Students explore the nervous system as control center discovering how brain, spinal cord, and nerves transmit electrical signals. Through animated journeys following neural pathways or investigating reflex response mechanisms, conducting reaction time experiments measuring stimulus-response delays and building neuron models showing signal transmission, and engineering assistive technologies for neurological conditions, students learn how nervous system coordinates all body functions and protects from harm.

  • Lesson 1
    Lesson 1: Solve:  Sport Concussion + Bat Echolocation Mystery

    Solve: Sport Concussion + Bat Echolocation Mystery

    Otis the bat has echolocation down to a science—send a signal, wait for the bounce, catch the prey. But one tiger moth keeps escaping, no matter what he tries. Mosa Mack travels right to the source: inside Otis's nervous system. Students follow as she traces how signals travel from sensory neurons through the spinal cord to the brain and back to muscles. By the end, they can explain how the nervous system senses, processes, and responds—and uncover why Bert the moth's secret trick keeps jamming Otis's signal.

  • Lesson 2
    Lesson 2: Make: Lab Stations: Experience the Nervous System

    Make: Lab Stations: Experience the Nervous System

    Four hands-on stations turn students into reaction-time scientists. They measure pupil dilation, test blink reflexes, drop rulers to calculate visual and auditory response speeds, then compare their data to Usain Bolt's record-breaking sprint times. By the end, students create visual models mapping exactly how signals race from sensory receptors through neurons to the spinal cord and brain—discovering why some responses happen in milliseconds while others take conscious thought.

  • Lesson 3
    Lesson 3: Engineer: Engineer a Solution to a Nervous System Problem

    Engineer: Engineer a Solution to a Nervous System Problem

    What if your nervous system malfunctioned?

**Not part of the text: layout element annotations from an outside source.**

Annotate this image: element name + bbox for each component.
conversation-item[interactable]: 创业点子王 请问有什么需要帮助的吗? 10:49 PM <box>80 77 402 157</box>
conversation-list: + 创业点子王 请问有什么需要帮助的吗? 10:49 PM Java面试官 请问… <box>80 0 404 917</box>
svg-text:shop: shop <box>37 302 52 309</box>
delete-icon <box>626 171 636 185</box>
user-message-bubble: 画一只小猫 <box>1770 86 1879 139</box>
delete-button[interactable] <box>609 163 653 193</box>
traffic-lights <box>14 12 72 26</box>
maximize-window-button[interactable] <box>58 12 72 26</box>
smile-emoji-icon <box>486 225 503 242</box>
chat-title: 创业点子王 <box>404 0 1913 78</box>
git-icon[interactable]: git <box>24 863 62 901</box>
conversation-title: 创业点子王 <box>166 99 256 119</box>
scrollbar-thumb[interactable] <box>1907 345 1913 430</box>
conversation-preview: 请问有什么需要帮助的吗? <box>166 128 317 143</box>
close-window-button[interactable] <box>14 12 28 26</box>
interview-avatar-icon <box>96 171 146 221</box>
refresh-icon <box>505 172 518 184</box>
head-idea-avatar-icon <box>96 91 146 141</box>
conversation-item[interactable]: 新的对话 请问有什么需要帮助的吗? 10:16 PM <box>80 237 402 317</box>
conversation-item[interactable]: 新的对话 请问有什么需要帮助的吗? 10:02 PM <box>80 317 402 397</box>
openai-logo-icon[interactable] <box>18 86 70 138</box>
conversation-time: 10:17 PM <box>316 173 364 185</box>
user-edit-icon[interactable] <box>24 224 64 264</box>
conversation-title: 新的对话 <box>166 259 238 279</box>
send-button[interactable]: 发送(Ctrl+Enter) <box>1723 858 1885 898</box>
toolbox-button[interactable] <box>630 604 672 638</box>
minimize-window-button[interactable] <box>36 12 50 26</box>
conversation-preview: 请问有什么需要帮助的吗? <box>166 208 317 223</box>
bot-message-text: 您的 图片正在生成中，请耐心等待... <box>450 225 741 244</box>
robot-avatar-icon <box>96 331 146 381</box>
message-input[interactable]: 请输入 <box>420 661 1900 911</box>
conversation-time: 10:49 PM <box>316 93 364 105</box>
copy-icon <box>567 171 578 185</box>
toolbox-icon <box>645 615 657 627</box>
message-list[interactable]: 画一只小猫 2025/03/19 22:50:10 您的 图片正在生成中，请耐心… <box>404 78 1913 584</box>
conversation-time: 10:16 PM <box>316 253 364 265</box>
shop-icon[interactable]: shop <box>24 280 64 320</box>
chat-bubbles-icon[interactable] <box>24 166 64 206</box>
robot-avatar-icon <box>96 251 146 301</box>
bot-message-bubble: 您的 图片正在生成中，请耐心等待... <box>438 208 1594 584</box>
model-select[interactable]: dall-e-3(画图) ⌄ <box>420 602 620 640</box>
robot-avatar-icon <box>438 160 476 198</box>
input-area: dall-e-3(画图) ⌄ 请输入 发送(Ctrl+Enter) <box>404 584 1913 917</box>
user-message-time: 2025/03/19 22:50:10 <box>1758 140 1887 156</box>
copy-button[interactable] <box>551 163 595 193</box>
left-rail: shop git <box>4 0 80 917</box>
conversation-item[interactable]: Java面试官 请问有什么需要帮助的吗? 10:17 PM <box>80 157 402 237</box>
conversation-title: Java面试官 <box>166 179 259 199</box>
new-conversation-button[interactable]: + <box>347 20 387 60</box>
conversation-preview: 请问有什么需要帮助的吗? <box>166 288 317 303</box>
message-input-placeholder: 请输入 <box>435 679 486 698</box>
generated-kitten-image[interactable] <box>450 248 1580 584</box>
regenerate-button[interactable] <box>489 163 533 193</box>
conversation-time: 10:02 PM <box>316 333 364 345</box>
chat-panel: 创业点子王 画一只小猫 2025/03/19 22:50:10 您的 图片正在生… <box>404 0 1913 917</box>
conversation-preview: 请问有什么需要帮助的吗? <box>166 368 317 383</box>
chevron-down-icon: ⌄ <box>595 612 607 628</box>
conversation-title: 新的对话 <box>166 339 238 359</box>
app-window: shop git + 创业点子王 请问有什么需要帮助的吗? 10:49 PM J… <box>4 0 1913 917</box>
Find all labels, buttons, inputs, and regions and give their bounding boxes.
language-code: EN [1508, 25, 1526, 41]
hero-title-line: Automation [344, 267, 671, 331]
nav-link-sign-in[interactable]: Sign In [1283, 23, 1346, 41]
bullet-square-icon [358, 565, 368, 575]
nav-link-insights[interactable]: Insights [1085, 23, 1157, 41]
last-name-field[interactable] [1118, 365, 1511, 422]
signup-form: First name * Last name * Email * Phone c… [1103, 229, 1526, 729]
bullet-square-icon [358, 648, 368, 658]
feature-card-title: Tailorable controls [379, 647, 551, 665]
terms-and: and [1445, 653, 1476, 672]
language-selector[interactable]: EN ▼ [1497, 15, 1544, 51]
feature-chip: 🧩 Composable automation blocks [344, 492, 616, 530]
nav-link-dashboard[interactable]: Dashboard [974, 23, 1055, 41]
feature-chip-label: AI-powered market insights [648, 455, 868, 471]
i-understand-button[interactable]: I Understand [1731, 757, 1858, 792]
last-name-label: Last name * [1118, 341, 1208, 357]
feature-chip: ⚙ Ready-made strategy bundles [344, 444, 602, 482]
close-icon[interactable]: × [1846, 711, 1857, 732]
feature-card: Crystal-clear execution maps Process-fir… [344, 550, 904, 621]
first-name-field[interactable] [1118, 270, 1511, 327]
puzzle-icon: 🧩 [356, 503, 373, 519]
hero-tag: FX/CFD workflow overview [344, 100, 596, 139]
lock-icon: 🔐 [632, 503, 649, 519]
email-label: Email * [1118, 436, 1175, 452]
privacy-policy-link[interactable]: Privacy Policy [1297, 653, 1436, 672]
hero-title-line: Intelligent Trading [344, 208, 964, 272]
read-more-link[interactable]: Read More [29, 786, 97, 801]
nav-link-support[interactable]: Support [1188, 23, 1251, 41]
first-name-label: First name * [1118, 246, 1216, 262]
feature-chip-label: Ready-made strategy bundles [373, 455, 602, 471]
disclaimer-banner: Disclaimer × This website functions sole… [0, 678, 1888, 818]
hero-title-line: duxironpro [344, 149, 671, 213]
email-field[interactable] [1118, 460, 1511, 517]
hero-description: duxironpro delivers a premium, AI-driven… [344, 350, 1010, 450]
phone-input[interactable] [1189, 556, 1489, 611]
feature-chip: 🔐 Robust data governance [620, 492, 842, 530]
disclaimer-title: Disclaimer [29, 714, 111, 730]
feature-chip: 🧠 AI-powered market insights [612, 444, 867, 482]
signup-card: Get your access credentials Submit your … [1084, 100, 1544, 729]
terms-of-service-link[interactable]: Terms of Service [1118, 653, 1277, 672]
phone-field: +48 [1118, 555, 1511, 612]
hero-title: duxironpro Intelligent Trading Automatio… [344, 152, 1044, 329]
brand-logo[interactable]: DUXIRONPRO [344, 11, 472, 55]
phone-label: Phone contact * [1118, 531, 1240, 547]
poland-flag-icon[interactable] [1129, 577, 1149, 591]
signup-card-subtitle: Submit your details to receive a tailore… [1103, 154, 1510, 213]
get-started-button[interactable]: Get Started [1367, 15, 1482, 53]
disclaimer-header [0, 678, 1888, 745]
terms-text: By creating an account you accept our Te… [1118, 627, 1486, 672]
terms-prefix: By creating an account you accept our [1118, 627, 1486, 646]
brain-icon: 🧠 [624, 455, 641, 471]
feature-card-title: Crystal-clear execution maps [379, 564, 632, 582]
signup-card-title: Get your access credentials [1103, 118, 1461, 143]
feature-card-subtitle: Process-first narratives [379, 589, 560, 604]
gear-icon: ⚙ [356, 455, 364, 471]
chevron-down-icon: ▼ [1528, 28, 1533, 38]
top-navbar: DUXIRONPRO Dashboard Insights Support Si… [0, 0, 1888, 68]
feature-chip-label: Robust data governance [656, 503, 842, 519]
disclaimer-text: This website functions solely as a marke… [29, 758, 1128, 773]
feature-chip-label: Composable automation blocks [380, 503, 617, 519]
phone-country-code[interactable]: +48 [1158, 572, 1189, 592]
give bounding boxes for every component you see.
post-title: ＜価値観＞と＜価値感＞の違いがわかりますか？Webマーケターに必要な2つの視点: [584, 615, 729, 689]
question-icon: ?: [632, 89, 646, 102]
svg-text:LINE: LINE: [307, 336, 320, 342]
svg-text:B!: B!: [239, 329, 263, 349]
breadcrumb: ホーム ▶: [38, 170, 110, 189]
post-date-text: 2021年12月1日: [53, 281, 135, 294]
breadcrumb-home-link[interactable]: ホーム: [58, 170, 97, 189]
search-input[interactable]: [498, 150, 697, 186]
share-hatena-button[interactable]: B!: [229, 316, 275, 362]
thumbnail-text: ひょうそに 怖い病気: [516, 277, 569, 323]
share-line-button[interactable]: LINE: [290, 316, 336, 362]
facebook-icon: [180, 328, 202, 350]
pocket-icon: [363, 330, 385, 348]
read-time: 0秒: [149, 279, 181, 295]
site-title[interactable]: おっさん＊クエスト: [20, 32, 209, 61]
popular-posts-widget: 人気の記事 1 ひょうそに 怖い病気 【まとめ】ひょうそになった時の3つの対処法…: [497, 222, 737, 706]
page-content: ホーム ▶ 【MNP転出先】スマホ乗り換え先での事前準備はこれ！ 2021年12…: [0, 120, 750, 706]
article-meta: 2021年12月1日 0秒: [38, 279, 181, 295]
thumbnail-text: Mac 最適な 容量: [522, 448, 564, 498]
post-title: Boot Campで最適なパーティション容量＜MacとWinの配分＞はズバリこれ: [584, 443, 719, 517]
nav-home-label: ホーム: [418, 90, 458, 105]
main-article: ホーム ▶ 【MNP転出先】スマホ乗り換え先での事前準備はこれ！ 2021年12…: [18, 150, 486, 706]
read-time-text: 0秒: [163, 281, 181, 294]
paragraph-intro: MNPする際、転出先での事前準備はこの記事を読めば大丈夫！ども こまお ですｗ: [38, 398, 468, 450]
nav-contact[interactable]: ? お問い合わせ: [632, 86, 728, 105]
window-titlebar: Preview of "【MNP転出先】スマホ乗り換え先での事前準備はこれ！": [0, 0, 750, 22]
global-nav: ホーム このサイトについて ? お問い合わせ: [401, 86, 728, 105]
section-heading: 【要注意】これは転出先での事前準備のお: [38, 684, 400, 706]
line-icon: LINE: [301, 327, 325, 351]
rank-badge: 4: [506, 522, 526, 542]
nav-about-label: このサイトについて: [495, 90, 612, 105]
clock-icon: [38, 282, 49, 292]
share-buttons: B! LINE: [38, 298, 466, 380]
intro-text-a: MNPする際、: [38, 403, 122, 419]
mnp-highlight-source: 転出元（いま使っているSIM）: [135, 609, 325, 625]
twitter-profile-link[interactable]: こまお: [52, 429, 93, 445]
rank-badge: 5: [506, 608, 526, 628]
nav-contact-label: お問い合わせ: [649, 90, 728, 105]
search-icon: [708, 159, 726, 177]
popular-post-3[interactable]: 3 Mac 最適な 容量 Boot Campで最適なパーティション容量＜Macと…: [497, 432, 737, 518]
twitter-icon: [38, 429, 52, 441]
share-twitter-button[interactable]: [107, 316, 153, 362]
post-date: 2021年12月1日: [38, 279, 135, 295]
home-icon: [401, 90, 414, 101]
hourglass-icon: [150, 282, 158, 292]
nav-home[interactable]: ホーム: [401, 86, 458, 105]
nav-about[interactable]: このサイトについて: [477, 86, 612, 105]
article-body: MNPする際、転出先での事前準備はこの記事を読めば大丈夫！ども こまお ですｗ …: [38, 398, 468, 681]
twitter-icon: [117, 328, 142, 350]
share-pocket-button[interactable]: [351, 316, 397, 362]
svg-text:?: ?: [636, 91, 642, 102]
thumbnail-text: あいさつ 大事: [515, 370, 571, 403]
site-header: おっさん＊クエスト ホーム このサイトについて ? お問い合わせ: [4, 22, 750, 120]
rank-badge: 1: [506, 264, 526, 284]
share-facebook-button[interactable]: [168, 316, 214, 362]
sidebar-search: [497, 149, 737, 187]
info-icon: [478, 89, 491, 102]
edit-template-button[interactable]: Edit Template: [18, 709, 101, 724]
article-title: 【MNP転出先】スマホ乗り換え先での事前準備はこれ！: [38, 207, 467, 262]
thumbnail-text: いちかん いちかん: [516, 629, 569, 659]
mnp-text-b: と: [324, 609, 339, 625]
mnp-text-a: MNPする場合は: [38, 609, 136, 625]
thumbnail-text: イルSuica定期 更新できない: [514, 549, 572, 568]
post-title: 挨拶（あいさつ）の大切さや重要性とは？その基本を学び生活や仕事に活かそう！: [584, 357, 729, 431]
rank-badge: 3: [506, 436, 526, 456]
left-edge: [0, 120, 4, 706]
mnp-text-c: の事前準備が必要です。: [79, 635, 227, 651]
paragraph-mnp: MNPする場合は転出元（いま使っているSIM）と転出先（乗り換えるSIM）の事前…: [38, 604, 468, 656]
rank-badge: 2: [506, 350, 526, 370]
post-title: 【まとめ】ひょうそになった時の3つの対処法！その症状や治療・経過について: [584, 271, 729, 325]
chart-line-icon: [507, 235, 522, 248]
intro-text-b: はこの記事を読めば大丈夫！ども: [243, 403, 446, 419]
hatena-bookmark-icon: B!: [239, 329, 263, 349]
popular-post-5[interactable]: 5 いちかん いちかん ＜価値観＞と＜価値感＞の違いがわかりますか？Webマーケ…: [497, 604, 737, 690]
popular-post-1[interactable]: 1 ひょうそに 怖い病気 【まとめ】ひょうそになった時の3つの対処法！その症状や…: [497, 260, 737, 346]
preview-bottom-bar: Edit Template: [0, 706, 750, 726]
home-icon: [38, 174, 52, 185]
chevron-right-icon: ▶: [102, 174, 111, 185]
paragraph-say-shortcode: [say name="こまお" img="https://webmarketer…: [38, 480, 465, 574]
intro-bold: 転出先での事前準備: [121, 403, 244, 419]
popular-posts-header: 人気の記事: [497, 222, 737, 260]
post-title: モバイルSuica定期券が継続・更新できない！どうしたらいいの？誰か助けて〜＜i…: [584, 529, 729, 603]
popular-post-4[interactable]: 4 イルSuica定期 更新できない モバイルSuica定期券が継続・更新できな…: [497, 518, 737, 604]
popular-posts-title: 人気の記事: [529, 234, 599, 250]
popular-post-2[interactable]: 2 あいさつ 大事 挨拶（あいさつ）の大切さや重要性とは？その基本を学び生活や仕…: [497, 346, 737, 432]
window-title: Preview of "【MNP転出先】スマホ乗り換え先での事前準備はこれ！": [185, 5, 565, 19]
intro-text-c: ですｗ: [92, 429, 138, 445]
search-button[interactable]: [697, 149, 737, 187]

Students choose one real nervous system disorder (like paralysis, nerve damage, or sensory loss), research how the signal pathway breaks down, then engineer a solution—either a device to restore function or a tool to manage symptoms. They sketch technical drawings, build prototypes, and present their designs. It's biomedical engineering meets neuroscience, complete with real-world problem-solving.

  • Next Generation Science Standards
    MS-LS1-8
    Gather and synthesize information that sensory receptors respond to stimuli by sending messages to the brain for immediate behavior or storage as memories. [Assessment Boundary: Assessment does not include mechanisms for the transmission of this information.]
  • Inquiry Scale
    • Each lesson in the unit has an Inquiry Scale that provides directions on how to implement the lesson at the level that works best for you and your students.
    • “Level 1” is the most teacher-driven, and recommended for students in 4th-5th grades. “Level 4” is the most student-driven, and recommended for students in 7th-8th grades.
    • For differentiation within the same grade or class, use different inquiry levels for different groups of students who may require additional support or an extra challenge.
  • Common Misconceptions
    • Students tend to think that responses to stimuli are immediate, because their perception of these responses is so quick. Emphasize to students using the Make lab stations that a signal must travel through a chain of connected neurons and while quick, this does take time.
    • Relatedly, students may think that when the body encounters a stimulus, a message is sent straight to the brain. Emphasize to students through the Solve and Make that our nervous system is made up of many connected neurons and these must each pass the message to the next in order for it to eventually reach the brain.
    • Students tend to believe that our eyes see out into the world. Rather, information from the outside world, a stimulus, enters the eye and thus we actually “see in” (see in a receptive process). This can be emphasized through the pupil dilation Make lab station.
    • Once students learn the nervous system pathway, some students assume that all pathways are the same and the brain must be involved in all of them. Emphasize that some nerve responses, namely a reflex, only go through the spinal cord, which is why they happen so quickly.
  • Vocabulary
      • Brain
      • Nervous System
      • Sensory Neuron
      • Signal
      • Spinal Cord
      • Stimulus
  • Content Expert
    • Aaron Corcoran, Ph.D.
      Wake Forest University
  • Leveled Reading

    * To give our users the most comprehensive science resource, Mosa Mack is piloting a partnership with RocketLit, a provider of leveled science articles.

    • Reflex

      In this article, students are introduced to how reflexes work in the body. The process starts with sensory neurons that sense stimuli and connect with interneurons to decide what to do. Motor neurons are activated without the brain's involvement in a reflex, because action is needed before any thoughts or associations need to be accessed. OUCH THAT HURTS MOVE NOW!